The Woodlands in 2019 achieved occupancy rates close to the national average of about 72 or 73 per cent. “We are pacing ahead of that at the moment. But we won’t take it for granted,” she says.

Away from the more traditional tourist areas, there is also optimism. Matt O’Connor, the managing director of the four-star Mullingar Park hotel on the edge of the Westmeath town, says it is performing “better than anticipated” as the recovery has accelerated in recent weeks.

Supply chain

The hotel normally focuses on corporate business during the week and leisure sector at weekends – the 95-bed hotel has a full leisure centre. Local family celebrations are boosting the leisure side of the operation. But even corporate bookings have started to improve in the past few weeks, he says.

O’Connor warns, however, that the levels of price inflation in its supply chain are “frightening”.

“Maintaining competitiveness is the biggest challenge we have,” he says

Mullingar Park’s restaurant is known in the locality for its steaks – it serves only Hereford beef. O’Connor says it was paying €19.37 per kilo for beef in August last year. By December, it had risen to €21.07 per kilo. Now, it has increased to €25.71 per kilo, a 32 per cent increase on the price it was paying last summer. It would be a struggle for any hotel to absorb such price increases without passing them on to consumers. O’Connor says Mullingar Park’s linen charges have also risen by 16 per cent.

Tim Fenn, the chief executive of the Irish Hotels Federation, said he could not comment on the business levels suggested by the STR figures as he hadn't seen the detail, but the IHF's own figures, due out in the next week, will show a pick-up in recovery rates to show it is now "a bit better than expected".
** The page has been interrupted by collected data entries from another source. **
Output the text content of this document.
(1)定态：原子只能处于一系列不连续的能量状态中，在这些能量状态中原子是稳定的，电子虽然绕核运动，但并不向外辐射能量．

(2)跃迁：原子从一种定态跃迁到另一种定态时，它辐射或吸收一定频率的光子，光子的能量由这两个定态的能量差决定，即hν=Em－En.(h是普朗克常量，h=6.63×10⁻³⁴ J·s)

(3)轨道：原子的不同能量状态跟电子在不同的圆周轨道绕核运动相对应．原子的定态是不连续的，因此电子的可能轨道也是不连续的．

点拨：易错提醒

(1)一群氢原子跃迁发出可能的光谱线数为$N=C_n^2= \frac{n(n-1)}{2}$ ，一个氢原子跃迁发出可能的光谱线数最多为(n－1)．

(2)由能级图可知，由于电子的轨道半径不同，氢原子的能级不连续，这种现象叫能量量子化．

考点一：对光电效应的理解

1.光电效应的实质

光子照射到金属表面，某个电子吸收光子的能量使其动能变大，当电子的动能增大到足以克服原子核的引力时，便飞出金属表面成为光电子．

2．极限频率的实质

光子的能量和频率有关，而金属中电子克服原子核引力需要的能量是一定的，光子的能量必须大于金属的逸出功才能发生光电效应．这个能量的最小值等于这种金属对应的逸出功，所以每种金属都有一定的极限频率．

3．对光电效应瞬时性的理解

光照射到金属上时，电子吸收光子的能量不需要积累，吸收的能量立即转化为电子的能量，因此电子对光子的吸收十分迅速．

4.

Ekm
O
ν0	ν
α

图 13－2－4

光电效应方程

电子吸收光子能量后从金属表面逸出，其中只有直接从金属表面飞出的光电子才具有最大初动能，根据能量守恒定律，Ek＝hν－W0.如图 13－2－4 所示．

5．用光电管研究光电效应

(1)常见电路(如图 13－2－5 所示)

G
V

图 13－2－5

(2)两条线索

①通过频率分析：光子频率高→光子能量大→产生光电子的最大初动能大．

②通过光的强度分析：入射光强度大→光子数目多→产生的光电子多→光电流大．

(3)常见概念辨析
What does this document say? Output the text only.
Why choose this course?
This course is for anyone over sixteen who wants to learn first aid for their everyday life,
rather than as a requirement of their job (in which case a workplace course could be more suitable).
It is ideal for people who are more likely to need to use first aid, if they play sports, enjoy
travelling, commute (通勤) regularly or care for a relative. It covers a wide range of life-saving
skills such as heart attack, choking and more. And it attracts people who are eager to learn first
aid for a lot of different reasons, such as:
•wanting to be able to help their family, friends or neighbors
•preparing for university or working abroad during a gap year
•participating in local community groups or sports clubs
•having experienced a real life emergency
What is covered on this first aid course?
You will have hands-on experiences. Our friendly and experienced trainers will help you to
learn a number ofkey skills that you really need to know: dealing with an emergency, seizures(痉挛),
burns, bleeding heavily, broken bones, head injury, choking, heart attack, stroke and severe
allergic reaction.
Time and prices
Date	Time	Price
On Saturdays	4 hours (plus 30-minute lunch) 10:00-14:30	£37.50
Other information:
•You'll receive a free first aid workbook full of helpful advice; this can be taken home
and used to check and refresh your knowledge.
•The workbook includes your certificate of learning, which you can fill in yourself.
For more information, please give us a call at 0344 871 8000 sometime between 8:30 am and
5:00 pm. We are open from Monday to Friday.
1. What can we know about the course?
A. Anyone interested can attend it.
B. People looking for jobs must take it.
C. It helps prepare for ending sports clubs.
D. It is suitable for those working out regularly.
Fenn said the hotel sector used to employ 65,000 people. It fell to a low of 26,000 last April but has now risen back to 54,000, he says. The IHF is still predicting a return to roughly 70 per cent of 2019 business levels for the whole year.

“There are plenty of green shoots but there is still a long way to bring the sector back to where it was,” he says.

The last of the State’s financial supports for the sector are about to run out. The wage subsidy scheme finishes at the end of May, while there are also still some legacy payments due under the State’s business continuity scheme for some hoteliers.

Beyond that, the battle moves to the industry's hopes for the retention of its preferential 9 per cent VAT rate, which is due to run out this year unless it is further extended in October's budget. The Government hasn't yet indicated its intentions but Catherine Martin, the Minister for Tourism, has said she will push for retaining the rate in budget discussions.

“Hotels have come through a horrendous period. There are still a huge amount of challenges,” says Fenn. “The impact of housing Ukrainian refugees is going to be temporary. It will eventually go back to normal after that. But the cost of doing business is a massive problem now, too. Everything has to be recalibrated. Hotels are basically operating off new business models.”